To help meet the challenge, ISACA has published a new white paper, Optimizing Risk Response. The white paper beautifully illustrates with appropriate examples the most common risk responses, their potential benefits, and common pitfalls associated with each type of response. It also emphasizes the complexity of risk decisions made in a constantly changing threat landscape. The white paper also provides a very solid understanding of the inconsistencies, opportunities, obstacles, strengths and weaknesses inherent in risk response options, enabling readers to understand how to manage risk in a way that aligns with enterprise goals and risk culture.

Apart from enabling readers to better understand risk responses, the white paper details various standards and frameworks for risk management to identify commonalities in terminology and help readers to understand differences among various standards and frameworks. This helps to resolve confusion regarding frameworks and their definitions, though their overall intentions are generally the same. 

The publication also helps us understand the influence of risk response options on risk and reiterates the relationship between risk appetite and risk response. It also explains the different terms for risk appetite, risk tolerance and risk capacity so that we can better understand them within the context of risk response. 

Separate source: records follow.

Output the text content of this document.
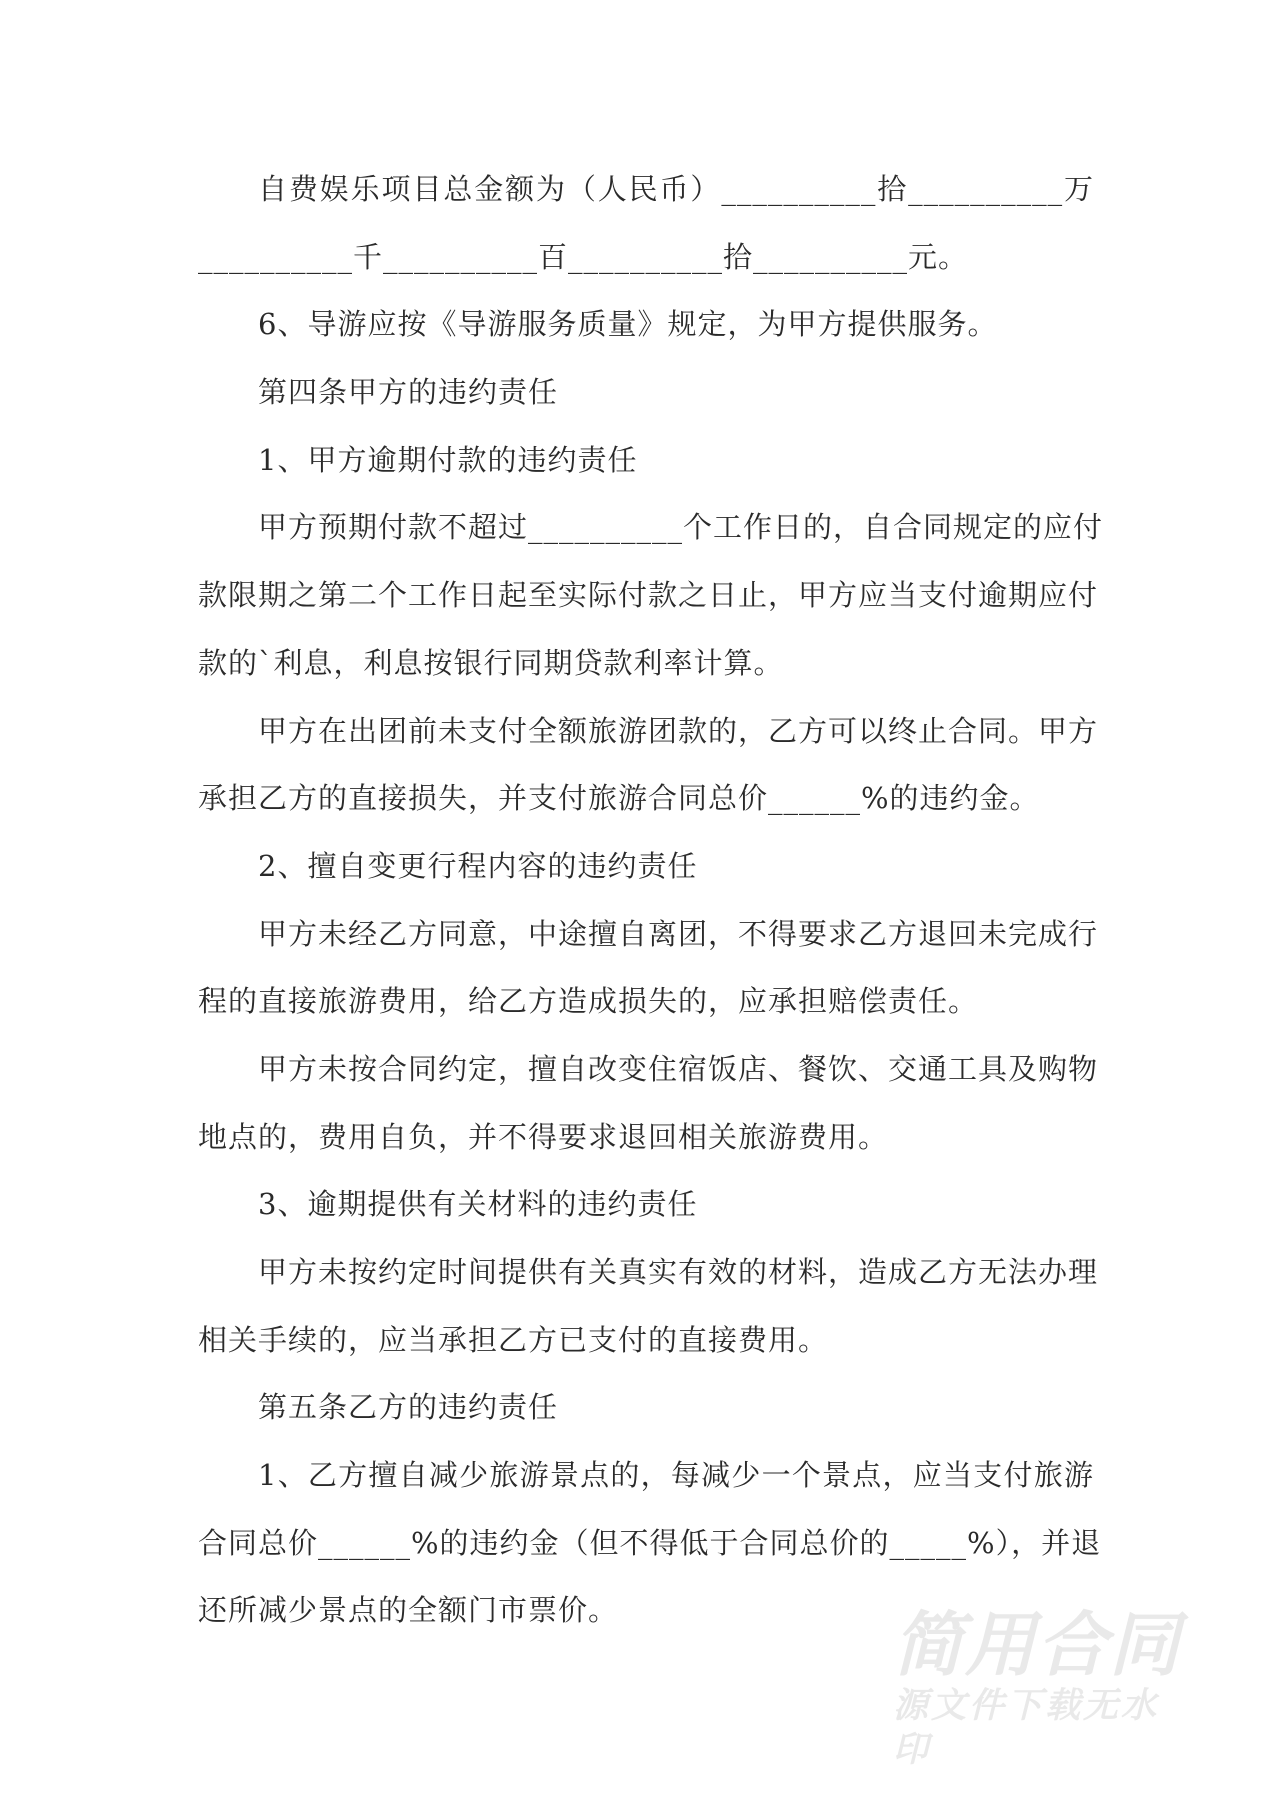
自费娱乐项目总金额为（人民币）__________拾__________万
__________千__________百__________拾__________元。
6、导游应按《导游服务质量》规定，为甲方提供服务。
第四条甲方的违约责任
1、甲方逾期付款的违约责任
甲方预期付款不超过__________个工作日的，自合同规定的应付
款限期之第二个工作日起至实际付款之日止，甲方应当支付逾期应付
款的`利息，利息按银行同期贷款利率计算。
甲方在出团前未支付全额旅游团款的，乙方可以终止合同。甲方
承担乙方的直接损失，并支付旅游合同总价______%的违约金。
2、擅自变更行程内容的违约责任
甲方未经乙方同意，中途擅自离团，不得要求乙方退回未完成行
程的直接旅游费用，给乙方造成损失的，应承担赔偿责任。
甲方未按合同约定，擅自改变住宿饭店、餐饮、交通工具及购物
地点的，费用自负，并不得要求退回相关旅游费用。
3、逾期提供有关材料的违约责任
甲方未按约定时间提供有关真实有效的材料，造成乙方无法办理
相关手续的，应当承担乙方已支付的直接费用。
第五条乙方的违约责任
1、乙方擅自减少旅游景点的，每减少一个景点，应当支付旅游
合同总价______%的违约金（但不得低于合同总价的_____%），并退
还所减少景点的全额门市票价。	简用合同
源文件下载无水印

There are two other particularly interesting aspects of this white paper:

  1. One risk option can be to exploit or increase the risk. To that end, the white paper explains positive risk, despite many risk professionals believing that risk is always negative. The Project Management Institute, however, contends that positive risk is the risk associated with overachievement. Positive risk represents opportunities. However, if the organization is not in position to use this opportunity to its advantage, it may result in negative risk.

    Let me explain with an example. Suppose a caterer started a restaurant with an expectation of X number of customers, but received a positive response and more than X customers lined up for service. In that case, the caterer can’t meet demand because of insufficient resources. This may have a negative impact on his or her reputation. Therefore, we need to consider the positive risk with caution.
  2. Considering loss exceedance can help risk professionals analyze their response. This shows the probability of losses exceeding a predetermined level and provides decision-makers with complete risk information, showing the full range of potential losses stemming from an adverse event. 

In its conclusion, the white paper notes that “Risk response is complex. Choosing and optimizing an efficient response goes beyond picking ‘mitigate’ as a default when a risk analysis is complete and is fraught with additional problems like unintended consequences, inefficiencies and moral hazard.”

I consider this white paper to be a must-read for all risk and governance professionals.